Кое-как разлепив веки, в которые било яркое солнце, Конан обнаружил, что лежит на скале. Над ним склонились встревоженные лица Борта, Кайрата и Таргитая. Проведя рукой по горевшему лицу, киммериец начал кое-что припоминать... Нааг, просящий пощады. Молния, сразившая его... Предостережение...
— Кром!— В следующее мгновение Конан уже был на ногах.— Дар Митры!..
Дар покинул его, это, несомненно. Исчезла легкость, переполнявшая ранее все его существо. Конан вскинул руки и не ощутил приятного покалывания и треска молний у пальцев. Но разум?! Он все прекрасно осознавал! Не было бреда, кружащего голову, не было отупляющей пустоты в мозгу, как в прошлый раз, когда он впервые преступил Заповедь Митры.
— Так я не безумен?— недоумевающий взгляд сапфировых глаз Конана встретился с мудрым взглядом Йолчи.
— Нет, сын мой!— старик глубоко, прерывисто вздохнул, и было видно, что это далось ему с трудом. Старый волшебник лежал на ковре из мамонтовой шерсти, и сухонькое тело его казалось еще меньше на фоне грандиозного творения чудо-ткачей древнего Туле.
— Сделка состоялась. Только вот, к несчастью, Дар Митры уже никогда не вернется к тебе. Только это достойно сожаления, и больше ничего.— Йолчи слабо улыбнулся: жизненные силы на глазах покидали его.
— Что больше?!— воскликнул Конан. Оглядевшись вокруг, он встретил горестные лица Борта, Таргитая и Кайрата. Страшная догадка осенила его.
— Как?!— только и смог он спросить у умирающего шамана.
— Увы, Конан, в сделке с богами платой служит жизнь. Я заранее искупил твой грех перед Митрой. Боги назначают высокую цену, но это ничего. Я и так позволил себе многое. Ведь я, считай, уподобил себя древнему чудотворцу Эпимитреусу, который, совершая свою великую миссию на земле, прожил три обычные человеческие жизни. Я вернусь к вам в новом воплощении, дети мои! Один раз я уже проделал такой трюк, когда моя мятущаяся душа вселилась в тело умершего шамана иирков. Теперь я вновь отлетаю к Яшмовым Садам Небесного Императора.
— Тан У!— горестно воскликнул Таргитай.— Неужели ты опять покидаешь меня, Учитель?! — Юноша залился горькими слезами.
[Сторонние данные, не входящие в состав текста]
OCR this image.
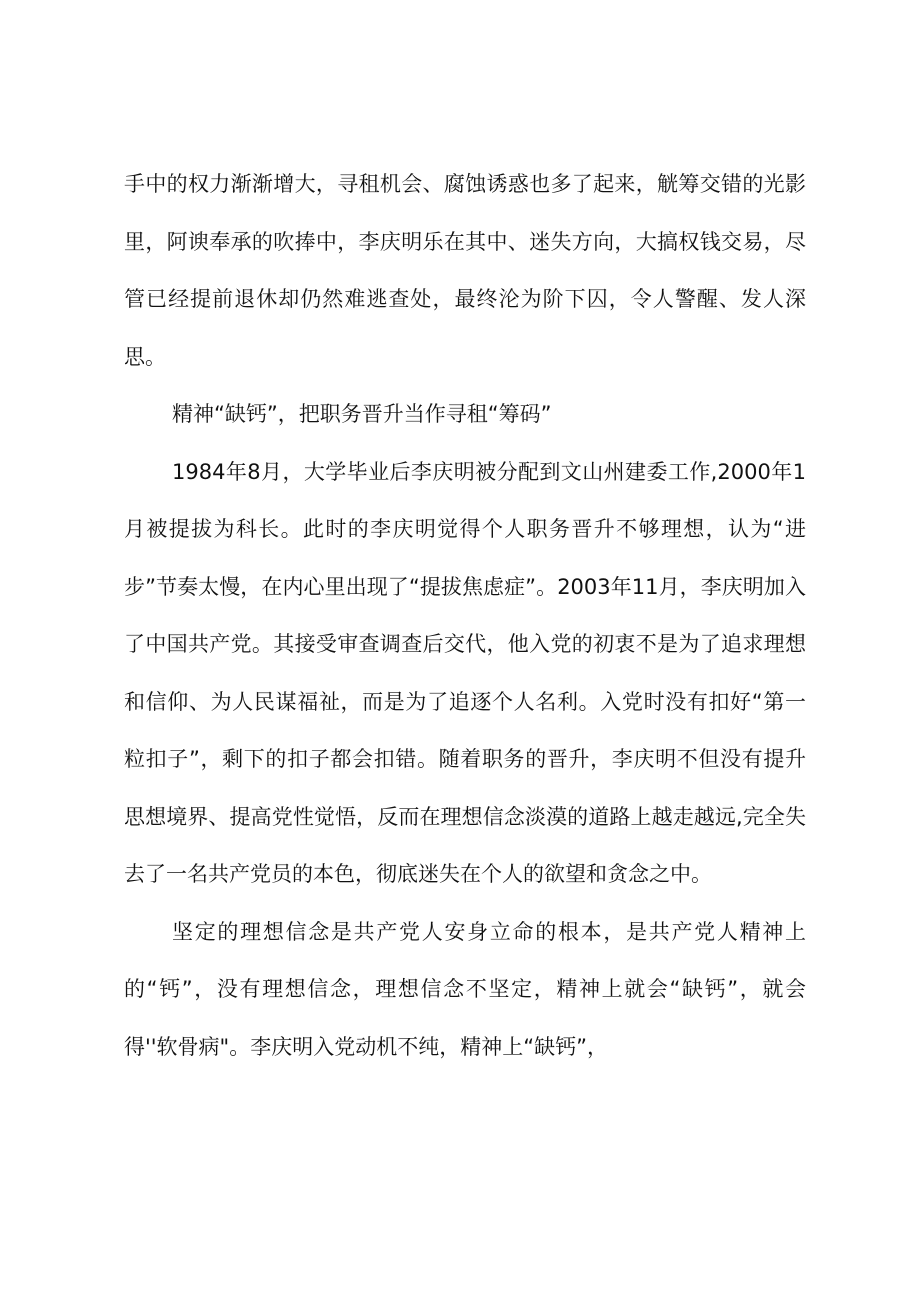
手中的权力渐渐增大，寻租机会、腐蚀诱惑也多了起来，觥筹交错的光影里，阿谀奉承的吹捧中，李庆明乐在其中、迷失方向，大搞权钱交易，尽管已经提前退休却仍然难逃查处，最终沦为阶下囚，令人警醒、发人深思。

精神“缺钙”，把职务晋升当作寻租“筹码”

1984年8月，大学毕业后李庆明被分配到文山州建委工作,2000年1月被提拔为科长。此时的李庆明觉得个人职务晋升不够理想，认为“进步”节奏太慢，在内心里出现了“提拔焦虑症”。2003年11月，李庆明加入了中国共产党。其接受审查调查后交代，他入党的初衷不是为了追求理想和信仰、为人民谋福祉，而是为了追逐个人名利。入党时没有扣好“第一粒扣子”，剩下的扣子都会扣错。随着职务的晋升，李庆明不但没有提升思想境界、提高党性觉悟，反而在理想信念淡漠的道路上越走越远,完全失去了一名共产党员的本色，彻底迷失在个人的欲望和贪念之中。

坚定的理想信念是共产党人安身立命的根本，是共产党人精神上的“钙”，没有理想信念，理想信念不坚定，精神上就会“缺钙”，就会得''软骨病"。李庆明入党动机不纯，精神上“缺钙”，
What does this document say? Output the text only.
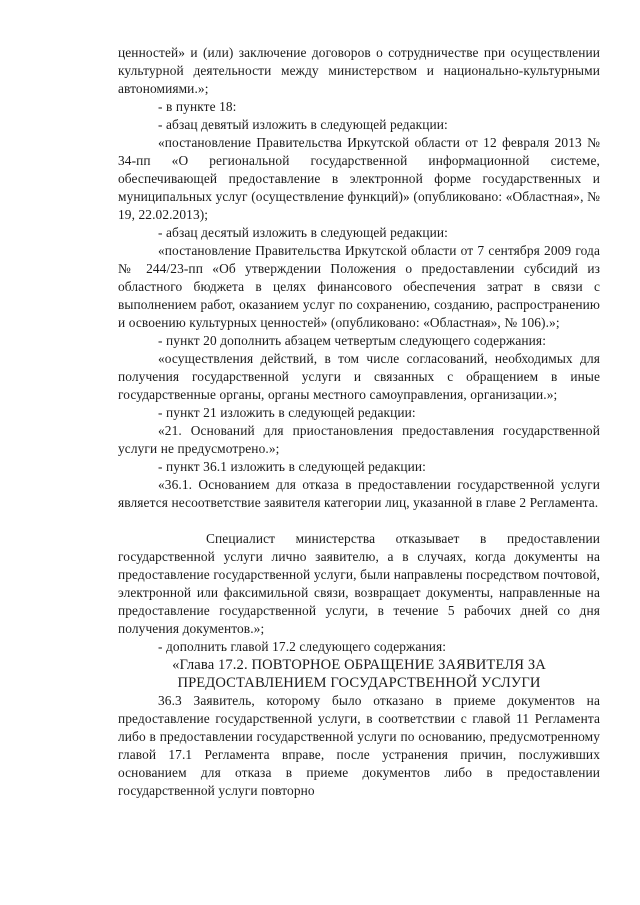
ценностей» и (или) заключение договоров о сотрудничестве при осуществлении культурной деятельности между министерством и национально-культурными автономиями.»;

- в пункте 18:

- абзац девятый изложить в следующей редакции:

«постановление Правительства Иркутской области от 12 февраля 2013 № 34-пп «О региональной государственной информационной системе, обеспечивающей предоставление в электронной форме государственных и муниципальных услуг (осуществление функций)» (опубликовано: «Областная», № 19, 22.02.2013);

- абзац десятый изложить в следующей редакции:

«постановление Правительства Иркутской области от 7 сентября 2009 года № 244/23-пп «Об утверждении Положения о предоставлении субсидий из областного бюджета в целях финансового обеспечения затрат в связи с выполнением работ, оказанием услуг по сохранению, созданию, распространению и освоению культурных ценностей» (опубликовано: «Областная», № 106).»;

- пункт 20 дополнить абзацем четвертым следующего содержания:

«осуществления действий, в том числе согласований, необходимых для получения государственной услуги и связанных с обращением в иные государственные органы, органы местного самоуправления, организации.»;

- пункт 21 изложить в следующей редакции:

«21. Оснований для приостановления предоставления государственной услуги не предусмотрено.»;

- пункт 36.1 изложить в следующей редакции:

«36.1. Основанием для отказа в предоставлении государственной услуги является несоответствие заявителя категории лиц, указанной в главе 2 Регламента.

Специалист министерства отказывает в предоставлении государственной услуги лично заявителю, а в случаях, когда документы на предоставление государственной услуги, были направлены посредством почтовой, электронной или факсимильной связи, возвращает документы, направленные на предоставление государственной услуги, в течение 5 рабочих дней со дня получения документов.»;

- дополнить главой 17.2 следующего содержания:

«Глава 17.2. ПОВТОРНОЕ ОБРАЩЕНИЕ ЗАЯВИТЕЛЯ ЗА ПРЕДОСТАВЛЕНИЕМ ГОСУДАРСТВЕННОЙ УСЛУГИ

36.3 Заявитель, которому было отказано в приеме документов на предоставление государственной услуги, в соответствии с главой 11 Регламента либо в предоставлении государственной услуги по основанию, предусмотренному главой 17.1 Регламента вправе, после устранения причин, послуживших основанием для отказа в приеме документов либо в предоставлении государственной услуги повторно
— Не плачь, Дуэн Ки!— ласково улыбнулся ему старый волшебник.— Я обязательно вернусь, и мы еще повоюем! Потому что еще сидит в своей проклятой пагоде черный колдун Цзе и окутывает своей магией весь Кхитай. Ведь мы покараем его, не так ли?
Учитель Тан У умер с улыбкой на устах. Таргитай и Бортэ плакали, сидя над его телом, и даже в синих глазах киммерийца блестела влага. Старый волшебник принес себя в жертву ради того, чтобы он, Конан, жил. Чтоб жила Бортэ. Чтоб жил Таргитай. Чтоб спокойно жил весь мир. Они умерли оба, Тан У и Кахха. Но как сильно смерть Тан У отличалась от кончины Короля-Змея! Первый ушел в бессмертие, а от второго осталась лишь кучка вонючего пепла...
Дым поднимался над древним алтарем, посвященным Джеббалу Сагу. Дым от погребального костра шамана Йолчи и кхитайского мага Тан У, нашедшего на земле Сакалибы свое второе воплощение и вторую смерть. Конан, Таргитай и Кайрат по знаку, поданному суровым служителем древнего бога Урнаммом, одновременно зажгли костер с трех сторон и застыли в последнем почетном карауле. Пламя занялось мгновенно, легкие белоснежные волосы и борода старика вспыхнули, как пух, и вскоре все его сухонькое тело было объято огнем.